The sf/f shows that tend to get greenlighted are the safe type - cop shows with sf/f elements. If TNG were launched today, when the structure of TV is so radically different, it would probably be cancelled within a year. (Particularly since viewers, having a large range of viewing options now, are very impatient with bad shows, and TNG was just plain bad for its first two seasons.)
 
I've been rewatching the Treks, Sg-1, and Farscape over the past few months and I do have to agree that I miss those kinds of Sci-Fi. I really wish we could get a good space opera somewhere. While I am a fan of V, and SGU, I'm still willing to admit that they don't come close to the quality of things like pretty much any of the Treks, SG-1 or Farscape, although I actually thought V was getting close towards the end of the season. I really think what we need is for someone to actually come up with something new and unique (or at least based on something new and unique to TV). But where we run into a problem with this is the fact that the majority of TV execs are scared of new and unique things, they want a guaranteed hit, not an experiment that might succeed. And I think the only way to even stand a chance of getting something different on at this point would be to try to get a big name producer behind you, but even seem to be going back to the same old story wells again (time travel, dinosaurs, alien invasions, ect.).


For a while I'd been hoping that maybe Boldly Going Nowhere could be something new and unique, but I haven't heard anything about that in ages.

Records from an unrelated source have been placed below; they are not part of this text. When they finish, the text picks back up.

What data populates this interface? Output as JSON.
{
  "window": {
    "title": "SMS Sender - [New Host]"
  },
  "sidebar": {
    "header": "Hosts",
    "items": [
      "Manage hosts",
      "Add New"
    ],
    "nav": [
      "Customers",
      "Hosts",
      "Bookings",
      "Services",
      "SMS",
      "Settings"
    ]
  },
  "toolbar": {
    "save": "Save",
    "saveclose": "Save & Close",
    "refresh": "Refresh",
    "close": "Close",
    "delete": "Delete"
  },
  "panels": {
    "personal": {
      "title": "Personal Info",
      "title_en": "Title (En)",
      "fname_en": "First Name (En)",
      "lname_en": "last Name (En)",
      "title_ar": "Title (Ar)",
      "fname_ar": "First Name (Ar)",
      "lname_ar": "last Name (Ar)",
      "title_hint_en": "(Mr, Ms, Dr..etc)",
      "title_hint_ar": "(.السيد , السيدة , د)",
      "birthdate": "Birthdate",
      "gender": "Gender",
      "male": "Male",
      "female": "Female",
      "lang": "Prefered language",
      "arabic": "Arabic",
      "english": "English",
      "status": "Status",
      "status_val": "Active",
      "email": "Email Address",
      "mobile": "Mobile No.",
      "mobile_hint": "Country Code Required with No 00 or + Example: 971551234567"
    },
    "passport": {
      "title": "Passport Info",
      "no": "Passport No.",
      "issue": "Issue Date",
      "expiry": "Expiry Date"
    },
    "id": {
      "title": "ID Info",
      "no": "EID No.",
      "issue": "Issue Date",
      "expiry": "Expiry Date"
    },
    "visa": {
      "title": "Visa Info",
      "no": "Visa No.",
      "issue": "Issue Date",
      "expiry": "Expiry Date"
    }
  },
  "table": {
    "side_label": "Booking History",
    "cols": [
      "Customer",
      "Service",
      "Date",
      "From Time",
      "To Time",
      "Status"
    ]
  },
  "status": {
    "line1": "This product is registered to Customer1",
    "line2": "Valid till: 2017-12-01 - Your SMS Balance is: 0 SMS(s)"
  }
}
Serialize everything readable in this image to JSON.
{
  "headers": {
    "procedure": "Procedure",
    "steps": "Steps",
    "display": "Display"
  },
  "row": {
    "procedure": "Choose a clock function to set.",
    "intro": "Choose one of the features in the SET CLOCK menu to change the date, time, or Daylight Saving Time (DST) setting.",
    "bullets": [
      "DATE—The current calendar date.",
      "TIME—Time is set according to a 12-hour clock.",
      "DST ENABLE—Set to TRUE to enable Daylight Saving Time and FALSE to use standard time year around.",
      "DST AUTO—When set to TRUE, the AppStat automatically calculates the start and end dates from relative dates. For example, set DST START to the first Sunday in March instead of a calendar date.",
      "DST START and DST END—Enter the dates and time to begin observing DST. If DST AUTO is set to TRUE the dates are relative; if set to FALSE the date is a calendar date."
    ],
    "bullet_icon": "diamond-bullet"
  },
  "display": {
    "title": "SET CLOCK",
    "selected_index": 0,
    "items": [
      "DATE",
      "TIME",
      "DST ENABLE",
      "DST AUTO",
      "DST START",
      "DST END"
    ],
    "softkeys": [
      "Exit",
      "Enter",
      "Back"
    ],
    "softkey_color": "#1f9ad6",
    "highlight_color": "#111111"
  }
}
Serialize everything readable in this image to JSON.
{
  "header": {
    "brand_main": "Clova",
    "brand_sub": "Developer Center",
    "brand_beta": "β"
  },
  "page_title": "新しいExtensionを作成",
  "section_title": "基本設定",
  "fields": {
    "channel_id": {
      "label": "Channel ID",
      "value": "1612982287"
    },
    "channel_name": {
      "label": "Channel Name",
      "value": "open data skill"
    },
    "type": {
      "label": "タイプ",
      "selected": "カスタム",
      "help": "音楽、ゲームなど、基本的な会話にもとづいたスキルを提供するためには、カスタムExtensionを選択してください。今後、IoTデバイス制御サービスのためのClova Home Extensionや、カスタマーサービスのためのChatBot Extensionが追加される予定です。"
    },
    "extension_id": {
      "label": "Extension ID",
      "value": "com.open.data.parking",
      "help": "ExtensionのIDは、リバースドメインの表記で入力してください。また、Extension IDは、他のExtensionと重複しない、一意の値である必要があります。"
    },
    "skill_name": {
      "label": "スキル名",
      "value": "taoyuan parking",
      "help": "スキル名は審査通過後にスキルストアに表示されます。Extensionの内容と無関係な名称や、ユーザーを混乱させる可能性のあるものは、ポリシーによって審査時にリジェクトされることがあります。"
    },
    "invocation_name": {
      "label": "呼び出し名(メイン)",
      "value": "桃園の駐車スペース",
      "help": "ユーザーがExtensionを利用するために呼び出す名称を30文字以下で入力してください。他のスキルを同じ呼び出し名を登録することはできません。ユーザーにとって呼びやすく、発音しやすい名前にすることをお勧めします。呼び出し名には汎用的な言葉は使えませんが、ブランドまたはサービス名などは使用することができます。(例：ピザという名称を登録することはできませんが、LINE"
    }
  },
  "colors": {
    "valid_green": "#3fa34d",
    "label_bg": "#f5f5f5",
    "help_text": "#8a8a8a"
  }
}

I had a thought the other day, and this seems like a good place to post it. Do you think a Sci-Fi show could work on HBO? I realized that with True Blood, and now Game of Thrones, HBO has tackled pretty much every genre except Sci-Fi. I don't know about anyone else, but personally, I would love to see what they would do with the genre. And I think at this rate, channels like HBO, AMC, and maybe TNT (depending on how Falling Skies turns out) are really our only hope for genre TV right now. Which is kind of sad when you consider the fact that we have a channel with SF in it's name. And I while Eureka, Warehouse 13 and Sanctuary are some of my favorite shows, they're just fun fluff, not really the kind of serious Sci-Fi I think we're talking about here. And they're definitely not the kinds of shows that would save SF on TV
 
For a while I'd been hoping that maybe Boldly Going Nowhere could be something new and unique, but I haven't heard anything about that in ages.
It's dead, Jim.
I really think what we need is for someone to actually come up with something new and unique (or at least based on something new and unique to TV).
I think that's the last thing we need. Here's what might work: Star Trek on Showtime, but forget unique approaches (all-Klingon cast, the year 4000, etc). Just go back to the Starfleet-crew-going-boldly formula. Amp up the sex and violence a bit and make the storytelling somewhat sophisticated (but not egghead).

Showtime gets a million new viewers - there's gotta be that many Trekkies who will spend $10/month for a new series - and to Showtime that would be a huge number. On CBS, a million viewers is nothing.
Do you think a Sci-Fi show could work on HBO?

Absolutely! There were rumors of a couple sci fi series being developed at HBO, but nothing concrete yet. I mentioned Showtime only because they're part of CBS. I also think Starz could do sf/f - of course, with their own sleazy, low-brow take on it, but that's hardly a disincentive to watch. :D
 
Damn, I love It's Always Sunny, and the idea of IASiP in space had a lot of potential IMO.